We have held on to our borders by the skin of our teeth, but what great
power has not humbled us? Praes occupied half our cities for two decades
under the second Maleficent. Ashur strangles our trade whenever it
pleases and Procer, oh \emph{Procer} -- have you all forgotten why this
League exists at all? How close we came to being under the rule of
princes.''
``Tyrants ever speak of war,'' an Atalantian said. ``Yet always defeat
finds them. How many of our people need die for your ambitions?''
``Look at the world, my friends,'' Kairos chuckled. ``Look at the lay of
the land. The Empire stands besieged, Procer prepares to bleed breaching
it. Ashur is led by an old man who would send the Thalassocracy's fleets
to war very, very far away.''
The boy's eye shone red, red like blood, and his grin was a villain's
grin.
``When has such an opportunity ever come to us?'' he asked. ``Never
before, and it may never come again. Do you want to be remembered as the
men and women who had a chance to bring greatness to their people but
flinched away out of mere \emph{fear}?''
His bad hand was steady now, curled like claws.

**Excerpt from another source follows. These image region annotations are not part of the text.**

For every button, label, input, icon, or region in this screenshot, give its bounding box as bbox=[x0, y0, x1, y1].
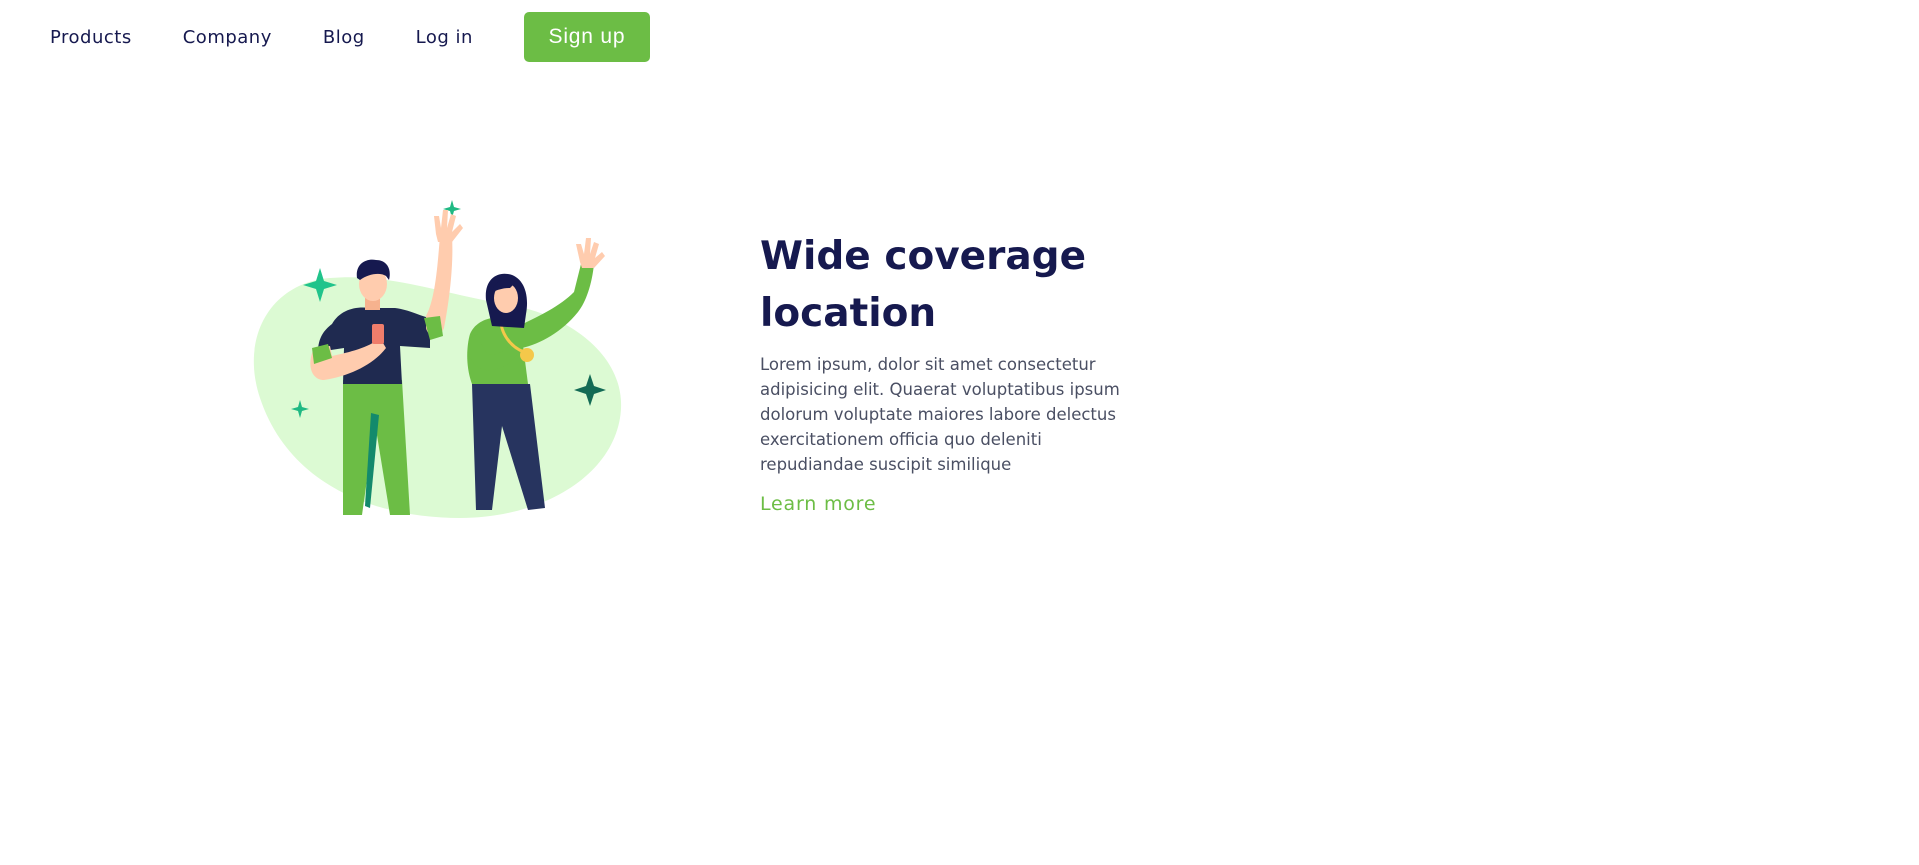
nav-link-company[interactable]: Company bbox=[183, 27, 272, 48]
feature-content: Wide coverage location Lorem ipsum, dolo… bbox=[760, 228, 1120, 515]
man-hand bbox=[434, 210, 463, 242]
signup-button[interactable]: Sign up bbox=[523, 12, 650, 62]
illustration-svg bbox=[253, 200, 622, 518]
feature-title-line1: Wide coverage bbox=[760, 234, 1087, 279]
learn-more-link[interactable]: Learn more bbox=[760, 493, 876, 515]
top-nav: Products Company Blog Log in Sign up bbox=[50, 12, 650, 62]
feature-description: Lorem ipsum, dolor sit amet consectetur … bbox=[760, 355, 1120, 474]
nav-link-products[interactable]: Products bbox=[50, 27, 132, 48]
man-phone bbox=[372, 324, 384, 344]
nav-link-blog[interactable]: Blog bbox=[323, 27, 365, 48]
nav-link-login[interactable]: Log in bbox=[416, 27, 473, 48]
feature-title-line2: location bbox=[760, 291, 937, 336]
people-waving-illustration bbox=[240, 188, 640, 528]
woman-hand bbox=[576, 238, 605, 268]
feature-title: Wide coverage location bbox=[760, 228, 1120, 342]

``Are you not tired, my friends,'' he asked, ``of kneeling to these
greater nations? Are you content with forever remaining pressed between
titans, hoping none turns and rolls over us?''
He bared his teeth.
``I want the Samite Gulf,'' he said. ``I want Tenerife and Salamans and
Valencis to be cities freed, brought into our league. I want Praesi and
Procerans to cease warring over who rules our own streets.''
He raised his hand.
``And so I call for war,'' he hissed. ``A good old war, my friends, the
kind that carves up a continent forever. I want sieges and desperate
charges, I want hosts breaking and smoke darkening the sky. I want the
rivers to run red and palaces to burn. Give me the sound of horns and
shields shattering, the sound of arrows falling like a rain of steel.
Give want victories so great they will tremble to hear of us from Smyrna
to Rhenia.''
The red was deepening, Anaxares thought, to unearthly crimson. The boy's
words hung in the air like a haze, silvery as a fae's glamour.
``And those victories I promise you, true as my Name,'' the Tyrant
grinned. ``There is a fate just within our reach, if we dare to grasp
it.''
Kairos turned to him then, and inclined his head in a gesture of respect
that was anything but.
``Your arbitrage, Hierarch,'' he said.
There was no greater sin, Anaxares of Bellerophon thought, than to rob
the free of their freedom.
``I give no orders,'' he said. ``You may all do as you wish.''
The man looked in Kairos Theodosian's red eye, and wondered if he was
imagining the faint sound of laughter ringing in his years.